Placing a workers’ resistance movement against factory closure
Type de matériel :
42
In response to the invitation “to think spatially” raised in this special issue, we propose to think “placially.” Based on an emerging research stream linking place and organizational resistance, we want to understand, through the in-depth study of the revelatory case of the long-lasting struggle of ex-Fralib workers in France, how to think placially about a workers’ movement resisting a managerial decision to close a factory. Place is central in this case, as the studied resistance movement appears to be co-constructed with a renewed sense of the factory as a place of collective ownership. Our main aim, in this paper, is therefore to participate in the integration of place into the conceptual repertoire of scholars in management and organization studies (MOS) by inductively analyzing the place-based dimension of a phenomenon such as organizational resistance. The article reflects the empirical approach adopted.

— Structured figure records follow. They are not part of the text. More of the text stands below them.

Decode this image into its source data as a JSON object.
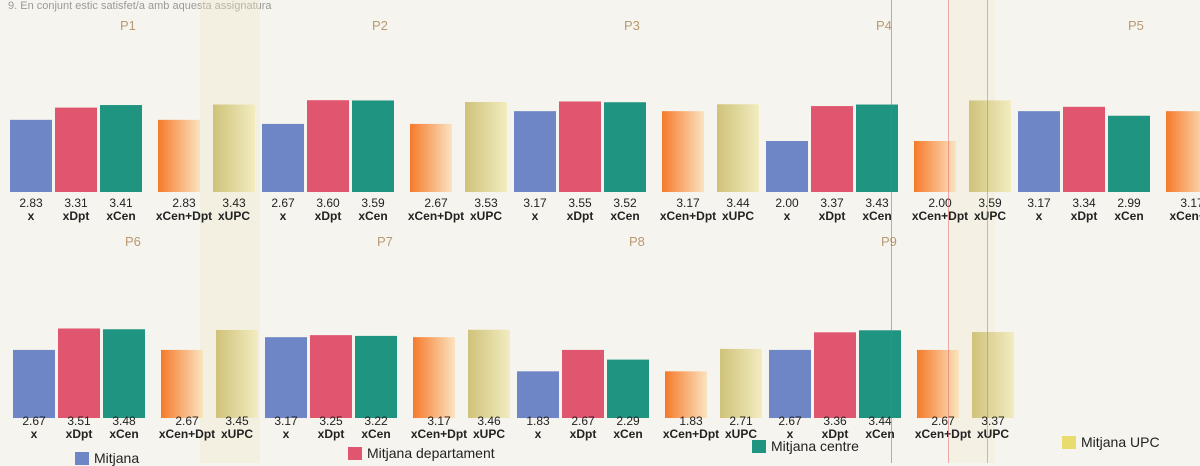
{
  "header": {
    "text": "9. En conjunt estic satisfet/a amb aquesta assignatura"
  },
  "chart_data": [
    {
      "type": "bar",
      "title": "P1",
      "categories": [
        "x",
        "xDpt",
        "xCen",
        "xCen+Dpt",
        "xUPC"
      ],
      "values": [
        2.83,
        3.31,
        3.41,
        2.83,
        3.43
      ],
      "value_labels": [
        "2.83",
        "3.31",
        "3.41",
        "2.83",
        "3.43"
      ]
    },
    {
      "type": "bar",
      "title": "P2",
      "categories": [
        "x",
        "xDpt",
        "xCen",
        "xCen+Dpt",
        "xUPC"
      ],
      "values": [
        2.67,
        3.6,
        3.59,
        2.67,
        3.53
      ],
      "value_labels": [
        "2.67",
        "3.60",
        "3.59",
        "2.67",
        "3.53"
      ]
    },
    {
      "type": "bar",
      "title": "P3",
      "categories": [
        "x",
        "xDpt",
        "xCen",
        "xCen+Dpt",
        "xUPC"
      ],
      "values": [
        3.17,
        3.55,
        3.52,
        3.17,
        3.44
      ],
      "value_labels": [
        "3.17",
        "3.55",
        "3.52",
        "3.17",
        "3.44"
      ]
    },
    {
      "type": "bar",
      "title": "P4",
      "categories": [
        "x",
        "xDpt",
        "xCen",
        "xCen+Dpt",
        "xUPC"
      ],
      "values": [
        2.0,
        3.37,
        3.43,
        2.0,
        3.59
      ],
      "value_labels": [
        "2.00",
        "3.37",
        "3.43",
        "2.00",
        "3.59"
      ]
    },
    {
      "type": "bar",
      "title": "P5",
      "categories": [
        "x",
        "xDpt",
        "xCen",
        "xCen+D"
      ],
      "values": [
        3.17,
        3.34,
        2.99,
        3.17
      ],
      "value_labels": [
        "3.17",
        "3.34",
        "2.99",
        "3.17"
      ]
    },
    {
      "type": "bar",
      "title": "P6",
      "categories": [
        "x",
        "xDpt",
        "xCen",
        "xCen+Dpt",
        "xUPC"
      ],
      "values": [
        2.67,
        3.51,
        3.48,
        2.67,
        3.45
      ],
      "value_labels": [
        "2.67",
        "3.51",
        "3.48",
        "2.67",
        "3.45"
      ]
    },
    {
      "type": "bar",
      "title": "P7",
      "categories": [
        "x",
        "xDpt",
        "xCen",
        "xCen+Dpt",
        "xUPC"
      ],
      "values": [
        3.17,
        3.25,
        3.22,
        3.17,
        3.46
      ],
      "value_labels": [
        "3.17",
        "3.25",
        "3.22",
        "3.17",
        "3.46"
      ]
    },
    {
      "type": "bar",
      "title": "P8",
      "categories": [
        "x",
        "xDpt",
        "xCen",
        "xCen+Dpt",
        "xUPC"
      ],
      "values": [
        1.83,
        2.67,
        2.29,
        1.83,
        2.71
      ],
      "value_labels": [
        "1.83",
        "2.67",
        "2.29",
        "1.83",
        "2.71"
      ]
    },
    {
      "type": "bar",
      "title": "P9",
      "categories": [
        "x",
        "xDpt",
        "xCen",
        "xCen+Dpt",
        "xUPC"
      ],
      "values": [
        2.67,
        3.36,
        3.44,
        2.67,
        3.37
      ],
      "value_labels": [
        "2.67",
        "3.36",
        "3.44",
        "2.67",
        "3.37"
      ]
    }
  ],
  "series_colors": [
    "#6f86c6",
    "#e0566f",
    "#1f9480",
    "#f58a3a",
    "#d8cd7c"
  ],
  "legend": [
    {
      "label": "Mitjana",
      "color": "#6f86c6"
    },
    {
      "label": "Mitjana departament",
      "color": "#e0566f"
    },
    {
      "label": "Mitjana centre",
      "color": "#1f9480"
    },
    {
      "label": "Mitjana UPC",
      "color": "#e9dc6e"
    }
  ]
}
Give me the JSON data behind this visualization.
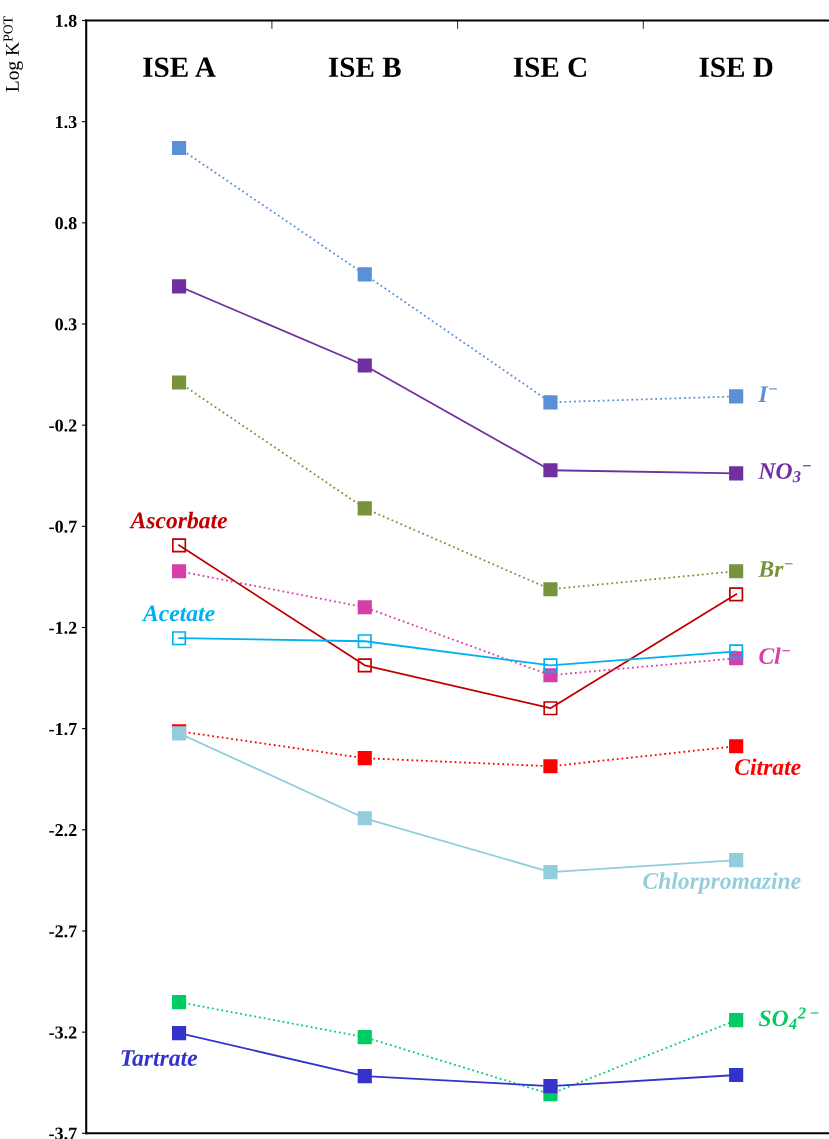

It first traces the theoretical foundations in our field on organizational resistance and its spatial dimension before defining the concept of place from the relational perspective adopted in this study. A methodological section then describes our textual materials (the entire blog posted online by resisting workers throughout the struggle) and our computer-assisted discourse analysis technique. Following the presentation of our findings (i.e., six classes of discourse), we discuss our two contributions: 1) the description of three pairs of emplaced organizational practices of resistance, namely, a) [nonreification/rebuilding], b) [singularization/securitization], and c) [staging/staying], and 2) additional insights into the main descriptive principles of place in MOS, which are uniqueness and delimitation.